The first response was something like this — “we’re down one tech person anyway, already. Now we’re down two for an extended period of time… can’t we just hire a new person?”  This is sort of a nice way of saying, This isn’t my job description. That may be true.  But a lot of the things that our tech crew did for us (back in the days when we had a tech crew) were things that we could have been doing ourselves — answering kids’ questions about software during a tech lab, prepping the mobile laptop lab for a class, troubleshooting a machine, helping kids connect to their server accounts, and so on.

the result, for these (relatively few) folks, has been to back off of tech use, for the duration of the emergency. “We’re missing staff, so I’ll go back to paper methods until we have staff again.  I don’t want to be using the computer lab and risk damaging something.  And besides, it’s not my job.”  I see two different versions of this, actually.  One of them is a concern that having no tech department at all will become “the new normal”, and these teachers want to have an active tech department to help them out; they also don’t want the job of running the network to fall on them by default. Given that there are things which we, the ordinary users, shouldn’t be doing, I get this mindset, and I understand why they hang back. I even praise it — we need tech staff to do those part of the job that we can’t just learn in time to be effective at it.  The second variant of the backing-away-from-the-computer phenomenon, though, has been one more excuse to not use digital technologies.

The second option, of course, has been to dive right in anyway. These folks have sought out help from colleagues where they were unsure, or have used the mobile lab whenever they needed, or designed their projects anyway.  They’ve helped students do what they needed to do, and helped kids save their work to the server, and managed 95% of the tasks they’ve needed to by studying the technology, learning what they could in the short time we’ve been short-handed, and informing our tech department by e-mail of what they absolutely couldn’t do on their own.  It’s a can-do, “let’s figure it out” kind of mindset, and I’m proud of all my colleagues for adopting it so thoroughly

The third option, though, the one I see among so many of my colleagues, is to adopt an attitude of “I can learn this.” One of my colleagues has stepped up to learn the database system that runs our grades. Another has stepped up to help manage the mobile lab. Another has been teaching herself to use Keynote so that she can better support her students during one of their annual projects — a project she’s been running for years with tech help, but now has gamely decided to learn to do on her own.  Several other teachers have stepped up their commitment to learning to run video editing software, to better support programs all over the school.

These folks have made learning the technology a part of their job.

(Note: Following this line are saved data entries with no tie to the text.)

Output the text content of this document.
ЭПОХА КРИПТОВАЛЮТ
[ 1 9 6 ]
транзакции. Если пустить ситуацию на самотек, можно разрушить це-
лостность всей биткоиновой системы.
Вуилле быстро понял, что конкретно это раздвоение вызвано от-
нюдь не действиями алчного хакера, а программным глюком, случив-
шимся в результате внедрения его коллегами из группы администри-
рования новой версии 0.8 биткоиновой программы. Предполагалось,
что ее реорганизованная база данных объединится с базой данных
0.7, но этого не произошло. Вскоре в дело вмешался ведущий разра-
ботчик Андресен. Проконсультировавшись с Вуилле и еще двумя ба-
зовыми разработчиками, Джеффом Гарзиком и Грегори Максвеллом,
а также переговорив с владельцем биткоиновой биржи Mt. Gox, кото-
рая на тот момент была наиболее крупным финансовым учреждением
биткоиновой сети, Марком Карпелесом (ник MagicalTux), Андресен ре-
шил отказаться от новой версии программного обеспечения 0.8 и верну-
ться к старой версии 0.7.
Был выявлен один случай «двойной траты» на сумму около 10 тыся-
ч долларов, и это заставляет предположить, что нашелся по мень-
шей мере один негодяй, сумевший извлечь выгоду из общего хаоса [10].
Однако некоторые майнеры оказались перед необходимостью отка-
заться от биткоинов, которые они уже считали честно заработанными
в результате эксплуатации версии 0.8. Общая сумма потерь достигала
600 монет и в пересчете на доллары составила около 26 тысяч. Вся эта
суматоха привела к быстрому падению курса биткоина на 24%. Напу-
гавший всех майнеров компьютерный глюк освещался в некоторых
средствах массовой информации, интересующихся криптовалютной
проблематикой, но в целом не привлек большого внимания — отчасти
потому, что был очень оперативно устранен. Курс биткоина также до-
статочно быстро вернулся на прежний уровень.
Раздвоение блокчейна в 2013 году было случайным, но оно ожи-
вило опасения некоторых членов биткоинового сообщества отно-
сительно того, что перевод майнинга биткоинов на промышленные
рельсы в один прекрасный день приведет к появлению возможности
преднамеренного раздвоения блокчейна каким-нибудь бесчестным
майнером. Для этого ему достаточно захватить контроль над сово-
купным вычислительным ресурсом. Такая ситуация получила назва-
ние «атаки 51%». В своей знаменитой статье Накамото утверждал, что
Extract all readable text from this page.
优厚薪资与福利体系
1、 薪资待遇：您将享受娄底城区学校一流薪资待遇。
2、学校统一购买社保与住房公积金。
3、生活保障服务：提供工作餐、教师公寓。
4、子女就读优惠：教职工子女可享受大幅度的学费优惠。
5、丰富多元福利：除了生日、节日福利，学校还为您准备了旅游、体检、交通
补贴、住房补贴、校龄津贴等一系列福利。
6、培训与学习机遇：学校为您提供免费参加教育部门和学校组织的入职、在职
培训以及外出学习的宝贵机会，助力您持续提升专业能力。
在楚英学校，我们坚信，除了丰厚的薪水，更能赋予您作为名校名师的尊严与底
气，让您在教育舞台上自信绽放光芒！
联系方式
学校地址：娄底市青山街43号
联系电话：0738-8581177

They’re not demanding fancy training — they’re saying: “these are the tools of the next generation and my kids have to learn it… which means I have to learn it.”

Our short-handed tech staff has brought these three positions into the open, but in truth you probably see these three mindsets in your school, too.  But let me suggest to you that learning to use and understand technology is your job.  Understanding the philosophy and mindset of a digital user or programmer is part of your work as a teacher.  And if you’re not “playing” with the tools, and helping your colleagues learn them, you are disempowering yourself, and your kids, for the sake of your own pride.

Get over it. And get your hands on the keyboard today.  You’ve got learning to do.